I’ve been doing dumbbell squats as kind of a finisher to my leg workout - I do some high rep sets with light weight and a short rest period after I’ve done a (relatively) heavy rear foot elevated split squat close to failure.
My observations:
- I have to work hard to keep my shoulders back. I have a natural tendency to roll my shoulders forward as if the goal were to set the dumbbells on the floor. With a bar across the shoulders, it is much easier to keep the chest up and shoulders back; that just feels more natural.
- I do focus on keeping my hands back and over the mid point of the foot. Helps to supinate the hands slightly.

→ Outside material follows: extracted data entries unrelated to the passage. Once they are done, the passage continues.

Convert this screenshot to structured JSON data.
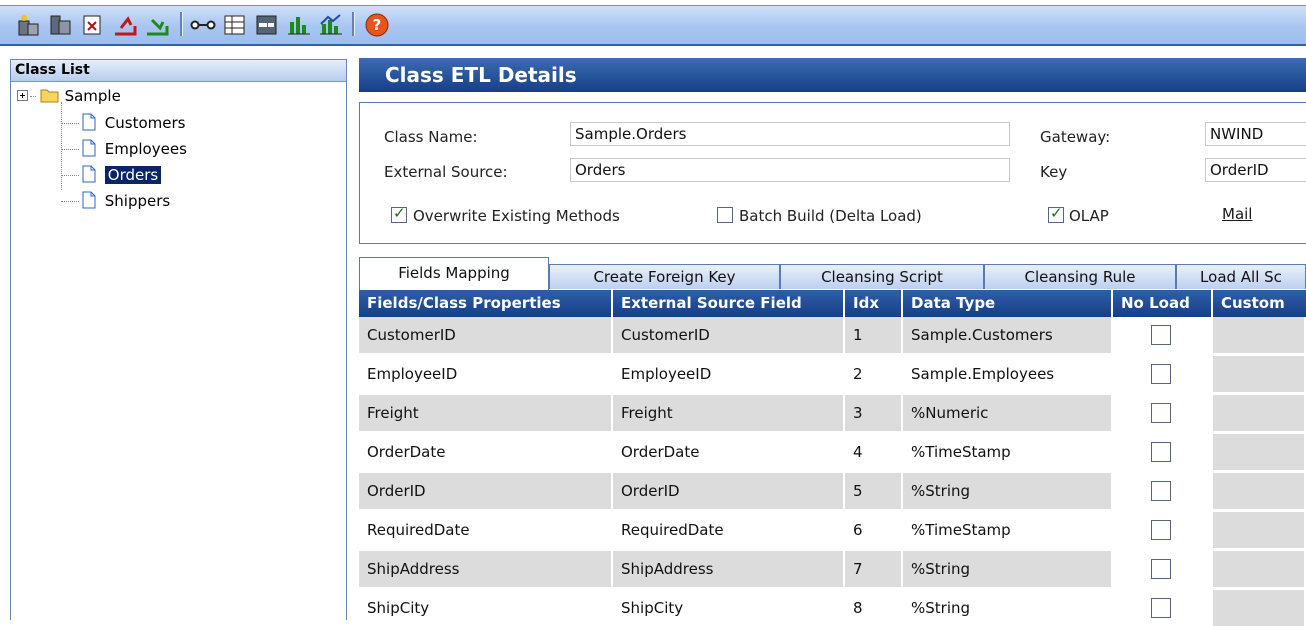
{
  "toolbar": {
    "icons": [
      "new-class-icon",
      "database-icon",
      "import-icon",
      "export-icon",
      "load-icon",
      "relation-icon",
      "table-icon",
      "table-edit-icon",
      "bar-chart-icon",
      "chart-icon",
      "help-icon"
    ]
  },
  "class_list": {
    "title": "Class List",
    "root": "Sample",
    "items": [
      "Customers",
      "Employees",
      "Orders",
      "Shippers"
    ],
    "selected": "Orders"
  },
  "details": {
    "title": "Class ETL Details",
    "class_name_label": "Class Name:",
    "class_name_value": "Sample.Orders",
    "external_source_label": "External Source:",
    "external_source_value": "Orders",
    "gateway_label": "Gateway:",
    "gateway_value": "NWIND",
    "key_label": "Key",
    "key_value": "OrderID",
    "overwrite_label": "Overwrite Existing Methods",
    "overwrite_checked": true,
    "batch_label": "Batch Build (Delta Load)",
    "batch_checked": false,
    "olap_label": "OLAP",
    "olap_checked": true,
    "mail_label": "Mail"
  },
  "tabs": [
    "Fields Mapping",
    "Create Foreign Key",
    "Cleansing Script",
    "Cleansing Rule",
    "Load All Sc"
  ],
  "active_tab": "Fields Mapping",
  "grid": {
    "columns": [
      "Fields/Class Properties",
      "External Source Field",
      "Idx",
      "Data Type",
      "No Load",
      "Custom"
    ],
    "rows": [
      {
        "field": "CustomerID",
        "source": "CustomerID",
        "idx": "1",
        "type": "Sample.Customers",
        "no_load": false
      },
      {
        "field": "EmployeeID",
        "source": "EmployeeID",
        "idx": "2",
        "type": "Sample.Employees",
        "no_load": false
      },
      {
        "field": "Freight",
        "source": "Freight",
        "idx": "3",
        "type": "%Numeric",
        "no_load": false
      },
      {
        "field": "OrderDate",
        "source": "OrderDate",
        "idx": "4",
        "type": "%TimeStamp",
        "no_load": false
      },
      {
        "field": "OrderID",
        "source": "OrderID",
        "idx": "5",
        "type": "%String",
        "no_load": false
      },
      {
        "field": "RequiredDate",
        "source": "RequiredDate",
        "idx": "6",
        "type": "%TimeStamp",
        "no_load": false
      },
      {
        "field": "ShipAddress",
        "source": "ShipAddress",
        "idx": "7",
        "type": "%String",
        "no_load": false
      },
      {
        "field": "ShipCity",
        "source": "ShipCity",
        "idx": "8",
        "type": "%String",
        "no_load": false
      }
    ]
  },
  "colors": {
    "header_blue": "#163f87",
    "selected": "#0a246a",
    "row_shade": "#dcdcdc"
  }
}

- I also find it helpful to squat to a box; I set the height at 13”, which means my butt touches down just as I drop below parallel. Keeps me honest on the depth, helps to encourage an upright position, and makes sure that I feel the squats in my quads.
- I personally prefer to use a narrow stance. That is mainly because wide stance squats seem to bother one of my hips. But it also makes it easier to let the dumbbells hang straight off my shoulder, and again facilitates a more upright torso.
- Definitely safer than barbell squats for the simple reason that your overall center of gravity is much lower. You are still loading the spine, however, because the weight is still applied to the shoulders.
- Much harder to load heavily. It is a lot harder to hold two heavy dumbbells that can spin and tilt versus the same weight on a straight bar or a trap bar. And, of course, most people are not going to have big enough dumbbells to match the weights typically used on a barbell squat. (I should probably try the 30/10x/30 protocol as another way of getting more out of the limited weight that I have).
I also have the parts on hand to build a hip belt squat apparatus with a long lever arm (8’ laminated beam). The design will look something like what is shown in this video: JˣSquat™ - YouTube
I’ll still be limited on weight, but once barbell plates are back on stock, I’m hoping it will allow for safer, heavier leg work.